Research
The new foundation agent learns to use different robotic arms, solves tasks from just 100 demonstrations, and improves from self-generated data.
Robots are quickly becoming part of our daily lives, but they are often only programmed to perform specific tasks correctly. Although harnessing recent advances in AI could lead to robots that could help in many other ways, progress in building general-purpose robots is slower, in part because of the time required to collect real training data.
Our latest article introduces a self-improved AI agent for robotics, RoboCat, that learns to perform various tasks in different arms and then automatically generates new training data to improve its technique.
Previous research has explored how to develop robots that can learn to multitask at scale And combine understanding of language patterns with real-world capabilities of an assistant robot. RoboCat is the first agent to solve and adapt to several tasks through different real robots.

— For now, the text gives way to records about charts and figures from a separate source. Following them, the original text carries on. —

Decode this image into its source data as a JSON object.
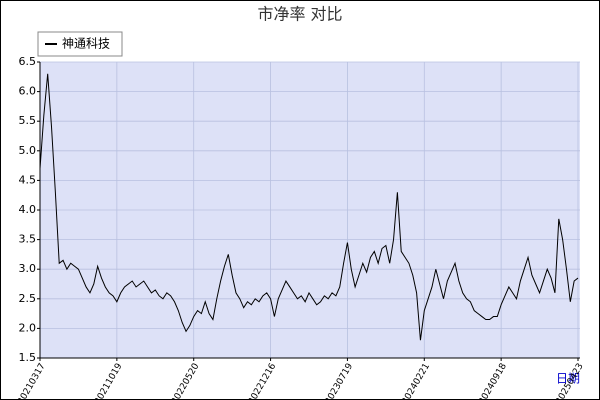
{
  "chart_data": {
    "type": "line",
    "title": "市净率  对比",
    "x_label": "日期",
    "categories": [
      "20210317",
      null,
      null,
      null,
      null,
      null,
      null,
      null,
      null,
      null,
      null,
      null,
      null,
      null,
      null,
      null,
      null,
      null,
      null,
      null,
      "20211019",
      null,
      null,
      null,
      null,
      null,
      null,
      null,
      null,
      null,
      null,
      null,
      null,
      null,
      null,
      null,
      null,
      null,
      null,
      null,
      "20220520",
      null,
      null,
      null,
      null,
      null,
      null,
      null,
      null,
      null,
      null,
      null,
      null,
      null,
      null,
      null,
      null,
      null,
      null,
      null,
      "20221216",
      null,
      null,
      null,
      null,
      null,
      null,
      null,
      null,
      null,
      null,
      null,
      null,
      null,
      null,
      null,
      null,
      null,
      null,
      null,
      "20230719",
      null,
      null,
      null,
      null,
      null,
      null,
      null,
      null,
      null,
      null,
      null,
      null,
      null,
      null,
      null,
      null,
      null,
      null,
      null,
      "20240221",
      null,
      null,
      null,
      null,
      null,
      null,
      null,
      null,
      null,
      null,
      null,
      null,
      null,
      null,
      null,
      null,
      null,
      null,
      null,
      "20240918",
      null,
      null,
      null,
      null,
      null,
      null,
      null,
      null,
      null,
      null,
      null,
      null,
      null,
      null,
      null,
      null,
      null,
      null,
      null,
      "20250423"
    ],
    "series": [
      {
        "name": "神通科技",
        "color": "#000000",
        "values": [
          4.7,
          5.6,
          6.3,
          5.4,
          4.3,
          3.1,
          3.15,
          3.0,
          3.1,
          3.05,
          3.0,
          2.85,
          2.7,
          2.6,
          2.75,
          3.05,
          2.85,
          2.7,
          2.6,
          2.55,
          2.45,
          2.6,
          2.7,
          2.75,
          2.8,
          2.7,
          2.75,
          2.8,
          2.7,
          2.6,
          2.65,
          2.55,
          2.5,
          2.6,
          2.55,
          2.45,
          2.3,
          2.1,
          1.95,
          2.05,
          2.2,
          2.3,
          2.25,
          2.45,
          2.25,
          2.15,
          2.5,
          2.8,
          3.05,
          3.25,
          2.9,
          2.6,
          2.5,
          2.35,
          2.45,
          2.4,
          2.5,
          2.45,
          2.55,
          2.6,
          2.5,
          2.2,
          2.5,
          2.65,
          2.8,
          2.7,
          2.6,
          2.5,
          2.55,
          2.45,
          2.6,
          2.5,
          2.4,
          2.45,
          2.55,
          2.5,
          2.6,
          2.55,
          2.7,
          3.1,
          3.45,
          3.0,
          2.7,
          2.9,
          3.1,
          2.95,
          3.2,
          3.3,
          3.1,
          3.35,
          3.4,
          3.1,
          3.5,
          4.3,
          3.3,
          3.2,
          3.1,
          2.9,
          2.6,
          1.8,
          2.3,
          2.5,
          2.7,
          3.0,
          2.75,
          2.5,
          2.8,
          2.95,
          3.1,
          2.8,
          2.6,
          2.5,
          2.45,
          2.3,
          2.25,
          2.2,
          2.15,
          2.15,
          2.2,
          2.2,
          2.4,
          2.55,
          2.7,
          2.6,
          2.5,
          2.8,
          3.0,
          3.2,
          2.9,
          2.75,
          2.6,
          2.8,
          3.0,
          2.85,
          2.6,
          3.85,
          3.5,
          3.0,
          2.45,
          2.8,
          2.85
        ]
      }
    ],
    "ylim": [
      1.5,
      6.5
    ],
    "yticks": [
      1.5,
      {
        "value": 2,
        "label": "2.0"
      },
      2.5,
      {
        "value": 3,
        "label": "3.0"
      },
      3.5,
      {
        "value": 4,
        "label": "4.0"
      },
      4.5,
      {
        "value": 5,
        "label": "5.0"
      },
      5.5,
      {
        "value": 6,
        "label": "6.0"
      },
      6.5
    ],
    "grid": true
  }
}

RoboCat learns much faster than other state-of-the-art models. It can take on a new task with just 100 demonstrations because it draws on a large and diverse dataset. This capability will help accelerate robotics research because it reduces the need for human-supervised training and is an important step toward creating a general-purpose robot.
How RoboCat is improving
RoboCat is based on our multimodal model Cat (Spanish for “cat”), which can process language, images, and actions in simulated and physical environments. We combined Gato’s architecture with a large training dataset consisting of image sequences and actions of various robot arms solving hundreds of different tasks.
After this first training cycle, we launched RoboCat into a “personal development” training cycle with a set of new tasks. Learning each new task followed five steps:
- Collect 100 to 1,000 demonstrations of a new task or robot, using a human-controlled robotic arm.

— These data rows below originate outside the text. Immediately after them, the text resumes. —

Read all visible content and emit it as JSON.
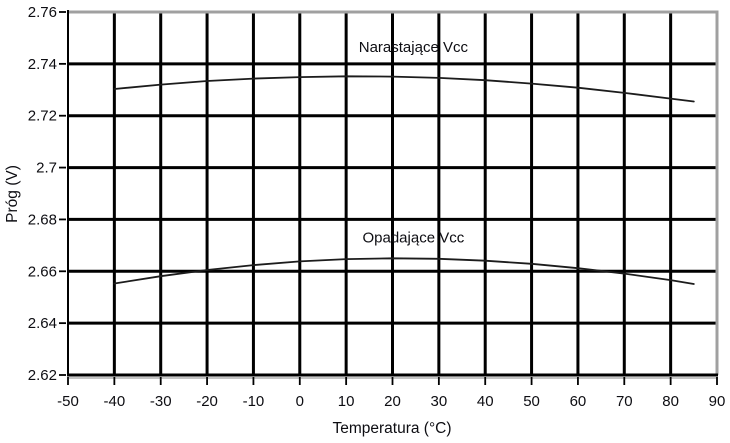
{
  "chart_data": {
    "type": "line",
    "title": "",
    "xlabel": "Temperatura (°C)",
    "ylabel": "Próg (V)",
    "xlim": [
      -50,
      90
    ],
    "ylim": [
      2.62,
      2.76
    ],
    "x_ticks": [
      -50,
      -40,
      -30,
      -20,
      -10,
      0,
      10,
      20,
      30,
      40,
      50,
      60,
      70,
      80,
      90
    ],
    "x_tick_labels": [
      "-50",
      "-40",
      "-30",
      "-20",
      "-10",
      "0",
      "10",
      "20",
      "30",
      "40",
      "50",
      "60",
      "70",
      "80",
      "90"
    ],
    "y_ticks": [
      2.62,
      2.64,
      2.66,
      2.68,
      2.7,
      2.72,
      2.74,
      2.76
    ],
    "y_tick_labels": [
      "2.62",
      "2.64",
      "2.66",
      "2.68",
      "2.7",
      "2.72",
      "2.74",
      "2.76"
    ],
    "grid": true,
    "legend_position": "inline-annotations",
    "x": [
      -40,
      -30,
      -20,
      -10,
      0,
      10,
      20,
      30,
      40,
      50,
      60,
      70,
      80,
      85
    ],
    "series": [
      {
        "name": "Narastające Vcc",
        "values": [
          2.7303,
          2.732,
          2.7334,
          2.7343,
          2.7349,
          2.7352,
          2.7351,
          2.7346,
          2.7337,
          2.7324,
          2.7308,
          2.7288,
          2.7266,
          2.7255
        ],
        "label_anchor": {
          "x": 24.5,
          "y": 2.7465
        }
      },
      {
        "name": "Opadające Vcc",
        "values": [
          2.6553,
          2.6581,
          2.6605,
          2.6624,
          2.6638,
          2.6647,
          2.665,
          2.6648,
          2.6641,
          2.6629,
          2.6612,
          2.6591,
          2.6566,
          2.6551
        ],
        "label_anchor": {
          "x": 24.5,
          "y": 2.673
        }
      }
    ],
    "colors": {
      "grid": "#000000",
      "axis": "#000000",
      "plot_border_gray": "#a0a0a0",
      "axis_shadow_gray": "#b0b0b0",
      "curve": "#1c1c1c",
      "text": "#0d0d12"
    }
  }
}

- Fine-tune RoboCat on this new task/arm, creating a specialized derivative agent.
- The derived agent trains on this new task/arm an average of 10,000 times, generating more training data.
- Incorporate demo data and self-generated data into RoboCat’s existing training dataset.
- Train a new version of RoboCat on the new training dataset.
RoboCat’s training cycle, boosted by its ability to autonomously generate additional training data.
The combination of all this training means that the latest RoboCat is based on a dataset of millions of trajectories, from real and simulated robotic arms, including self-generated data. We used four different types of robots and numerous robotic arms to collect vision-based data representing the tasks RoboCat would be trained to do.
RoboCat learns from a wide range of data types and training tasks: videos of a real robotic arm picking up gears, a simulated arm stacking blocks, and RoboCat using a robotic arm to pick up a cucumber.
Learn to use new robotic arms and solve more complex tasks
Thanks to RoboCat’s diverse training, he learned how to use different robotic arms in just a few hours. While he had been trained on arms with two-finger grippers, he was able to adapt to a more complex arm with a three-finger gripper and twice as many controllable inputs.
LEFT: A new robotic arm RoboCat learned to control
RIGHT: Video of RoboCat using the arm to pick up gears
After observing 1,000 human-controlled demonstrations, collected in just a few hours, RoboCat was able to steer this new arm with enough dexterity to shift gears successfully 86 percent of the time. With the same level of demonstration, it could adapt to solving tasks combining precision and understanding, such as removing the correct fruit from a bowl and solving a shape-matching puzzle, necessary for more complex control.
Examples of tasks that RoboCat can adapt to solving after 500-1000 demonstrations.
The improving GP
RoboCat has a virtuous cycle of training: the more it learns new tasks, the more it manages to learn additional new tasks. The initial version of RoboCat succeeded only 36% of the time on novel tasks, after learning from 500 demonstrations per task. But the latest RoboCat, which had trained on a greater variety of tasks, more than doubled this success rate on the same tasks.
The large difference in performance between the initial RoboCat (one training cycle) and the final version (deep and diverse training, including self-improvement) after both versions were refined over 500 demonstrations of new tasks.
These improvements are due to RoboCat’s increasing breadth of experience, similar to how people develop a more diverse range of skills as they deepen their learning in a given area. RoboCat’s ability to learn skills independently and improve rapidly, especially when applied to different robotic devices, will help pave the way for a new generation of more useful general-purpose robotic agents.